Lindsey Buckingham has been leading a double life for the last three decades, crafting classic-rock rhapsodies with Fleetwood Mac while tending the fertile fields of his more eccentric solo recordings. The latest of the latter, Seeds We Sow (out now on his own Buckingham Records), was sung, played, and produced in its entirety by Buckingham, and it finds him digging into everything from pin-drop acoustic ballads to effervescent pop gems. We talked with the Fleetwood frontman about walking the tightrope between rock stardom and artistic exploration.
CM: Seeds We Sow is your first-ever independent release. What has it been like navigating between the two sides of your career: Fleetwood Mac and your solo projects?
LB: With the solo work there was always a deaf ear that was turned by Warner Brothers to a point, because I think they were always more concerned with getting back to what was perceived as the "real work," which was Fleetwood Mac. It's almost like having two different processes to draw from, in order to walk the line between the big and the small machine. The solo work, there's never an expectation that it's gonna go through the roof on a commercial level, it's for a far fewer number of ears.
You'll be touring in support of this album. Is it easier to expose your audience to new material in your solo shows than at a Fleetwood Mac concert?
I have found that. And I think probably it's a little easier for me than it would be for Fleetwood Mac, because I think that people who come to see me are slightly more tuned in to wanting to hear something new, and something a little bit off-the-radar. I think they expect it of me. They're intrigued and excited to hear something new. When you're playing in an arena for people that are there to hear a body of work that they know, that's one thing. When you have also made albums that are far more esoteric, and you're seen as having this more eccentric side, I think when you go out and tour solo you're playing for that faction who appreciates what that is. Of course it's a much smaller faction -- there's no way I can fill an arena; we're playing theaters.

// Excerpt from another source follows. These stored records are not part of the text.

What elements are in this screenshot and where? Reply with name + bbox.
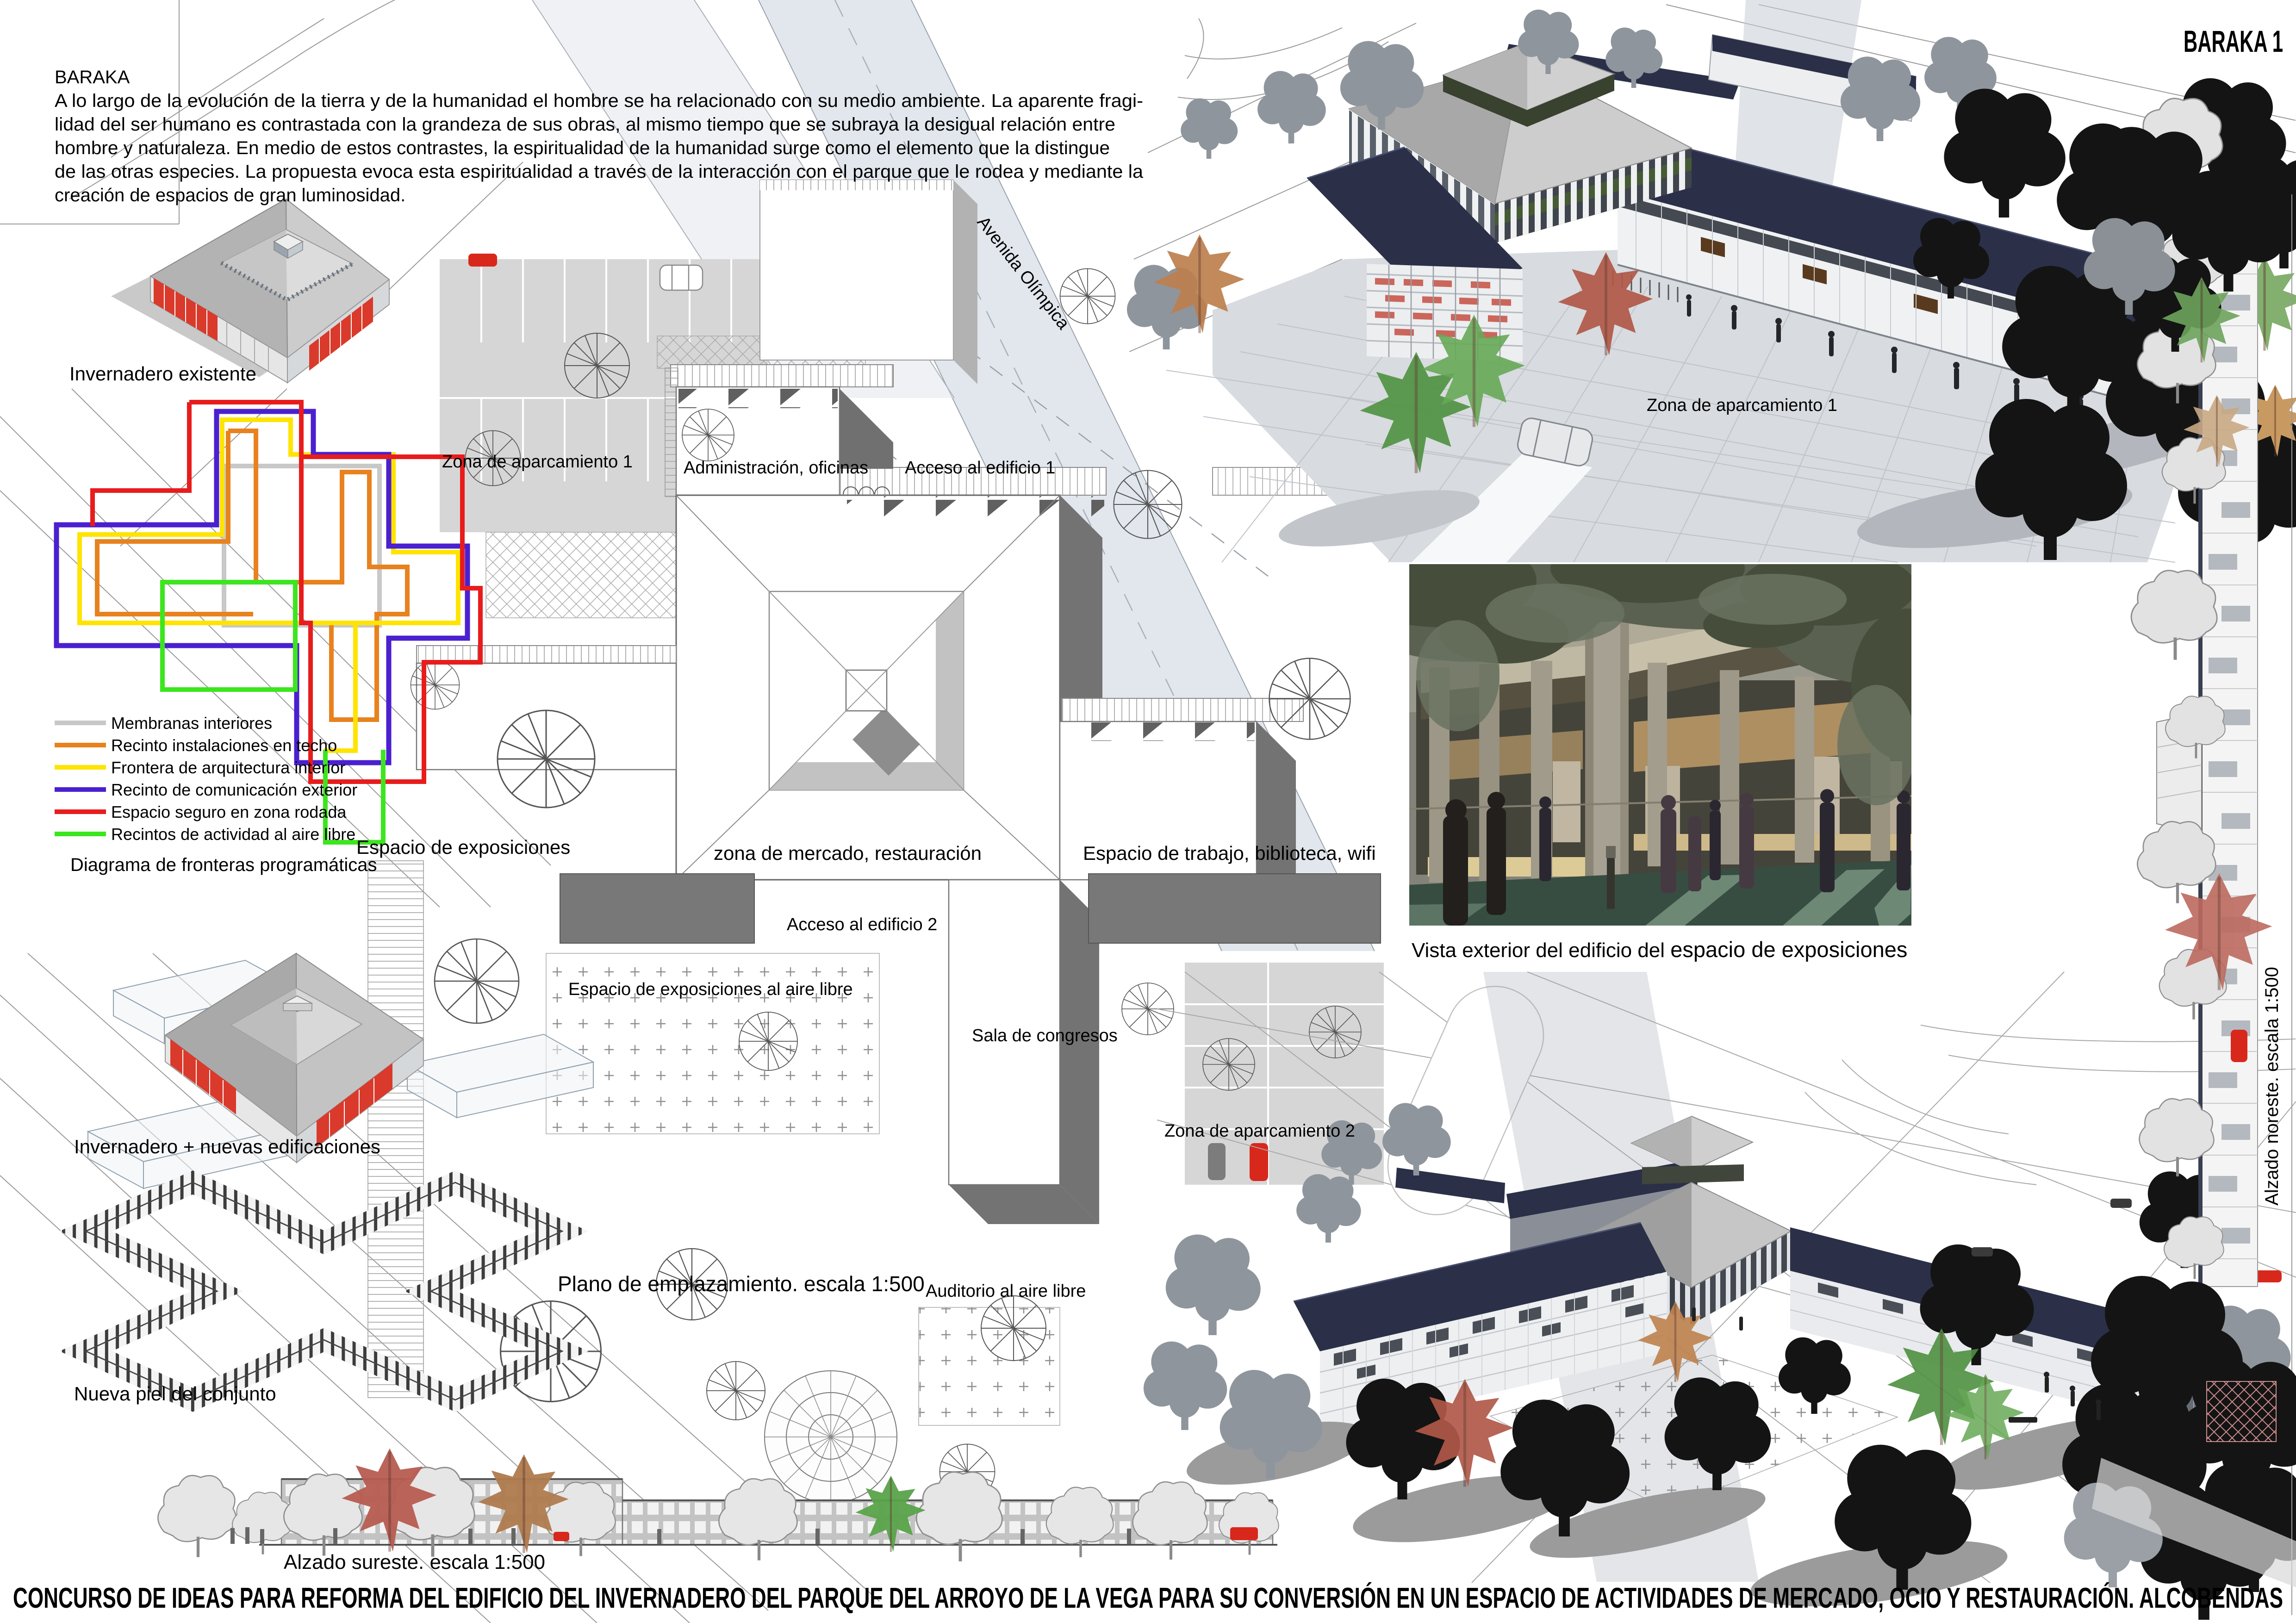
svg-text:Frontera de arquitectura inter: Frontera de arquitectura interior (111, 758, 345, 777)
svg-text:Membranas interiores: Membranas interiores (111, 714, 272, 733)
svg-text:de las otras especies. La prop: de las otras especies. La propuesta evoc… (55, 162, 1144, 182)
svg-text:Acceso al edificio 1: Acceso al edificio 1 (905, 458, 1055, 478)
svg-text:Plano de emplazamiento. escala: Plano de emplazamiento. escala 1:500 (558, 1272, 925, 1296)
svg-text:Espacio de exposiciones al air: Espacio de exposiciones al aire libre (568, 980, 853, 999)
svg-text:CONCURSO DE IDEAS PARA REFORMA: CONCURSO DE IDEAS PARA REFORMA DEL EDIFI… (13, 1582, 2283, 1614)
svg-text:Vista exterior del edificio de: Vista exterior del edificio del espacio … (1412, 937, 1907, 962)
svg-text:Recintos de actividad al aire: Recintos de actividad al aire libre (111, 825, 355, 844)
svg-text:Alzado sureste. escala 1:500: Alzado sureste. escala 1:500 (284, 1551, 545, 1573)
svg-text:hombre y naturaleza. En medio: hombre y naturaleza. En medio de estos c… (55, 138, 1110, 158)
svg-text:creación de espacios de gran l: creación de espacios de gran luminosidad… (55, 185, 405, 205)
svg-text:Acceso al edificio 2: Acceso al edificio 2 (787, 915, 937, 934)
svg-text:Zona de aparcamiento 1: Zona de aparcamiento 1 (1647, 396, 1837, 415)
svg-text:Recinto de comunicación exteri: Recinto de comunicación exterior (111, 780, 357, 799)
svg-text:Espacio seguro en zona rodada: Espacio seguro en zona rodada (111, 802, 347, 821)
svg-text:Invernadero existente: Invernadero existente (69, 363, 256, 385)
svg-text:BARAKA: BARAKA (55, 67, 130, 87)
svg-text:Espacio de trabajo, biblioteca: Espacio de trabajo, biblioteca, wifi (1083, 842, 1376, 864)
svg-text:Diagrama de fronteras programá: Diagrama de fronteras programáticas (70, 855, 377, 875)
svg-text:Nueva piel del conjunto: Nueva piel del conjunto (74, 1383, 276, 1405)
svg-text:Zona de aparcamiento 2: Zona de aparcamiento 2 (1164, 1121, 1355, 1141)
svg-text:Auditorio al aire libre: Auditorio al aire libre (926, 1281, 1086, 1301)
svg-text:A lo largo de la evolución de: A lo largo de la evolución de la tierra … (55, 91, 1143, 111)
svg-text:Sala de congresos: Sala de congresos (972, 1026, 1118, 1045)
svg-text:BARAKA 1: BARAKA 1 (2184, 24, 2283, 58)
svg-text:Zona de aparcamiento 1: Zona de aparcamiento 1 (442, 452, 633, 472)
svg-text:Invernadero + nuevas edificaci: Invernadero + nuevas edificaciones (74, 1136, 380, 1157)
svg-text:zona de mercado, restauración: zona de mercado, restauración (714, 842, 982, 864)
svg-text:Recinto instalaciones en techo: Recinto instalaciones en techo (111, 736, 337, 755)
svg-text:Alzado noreste. escala 1:500: Alzado noreste. escala 1:500 (2262, 967, 2282, 1206)
svg-text:lidad del ser humano es contra: lidad del ser humano es contrastada con … (55, 114, 1115, 135)
svg-text:Espacio de exposiciones: Espacio de exposiciones (356, 836, 570, 858)
svg-text:Administración, oficinas: Administración, oficinas (684, 458, 868, 478)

What do you like best about Seeds We Sow?
One of the things I'm quite happy with on this album is the lyrics. They're more open to interpretation, in some ways more obscure, more of a Rorschach test for whoever happens to be picking up on what they are.
"One Take" is a strikingly dark character study. What can you say about the song's subject?
It certainly isn't me. It's basically just about the idea of someone who is perhaps exploitive, perhaps completely money-oriented, a bit smug about it, and doing whatever he can to advance the cause of disproportionate wealth, shall we say (laughs).
"She Smiled Sweetly" is the second late-‘60s Rolling Stones song you've covered in the last few years - what's the fascination?
Between the Buttons was one of my favorite albums of theirs. I think Brian [Jones] had a lot to do with it. He really did shine for a brief period where you could really distinguish what he was doing above and beyond what Keith [Richards] was doing in terms of record making. There was a period where they got very European -- not just their production -- I think it impacted the songwriting, songs like "Ruby Tuesday." For some reason I gravitated towards that period.
Will we be hearing from Fleetwood Mac again anytime soon?
There's nothing on the books, we haven't gotten together and said, "Yeah, let's do this." But the funny thing about this album...I didn't have any agenda to make an album, the time opened up and I used the time, but I think there was always a loose understanding that the band would reconvene once these projects were off the books. I'm going on the road in September for a few months, so after the holidays I would be surprised if there wasn't some sort of plan to do something.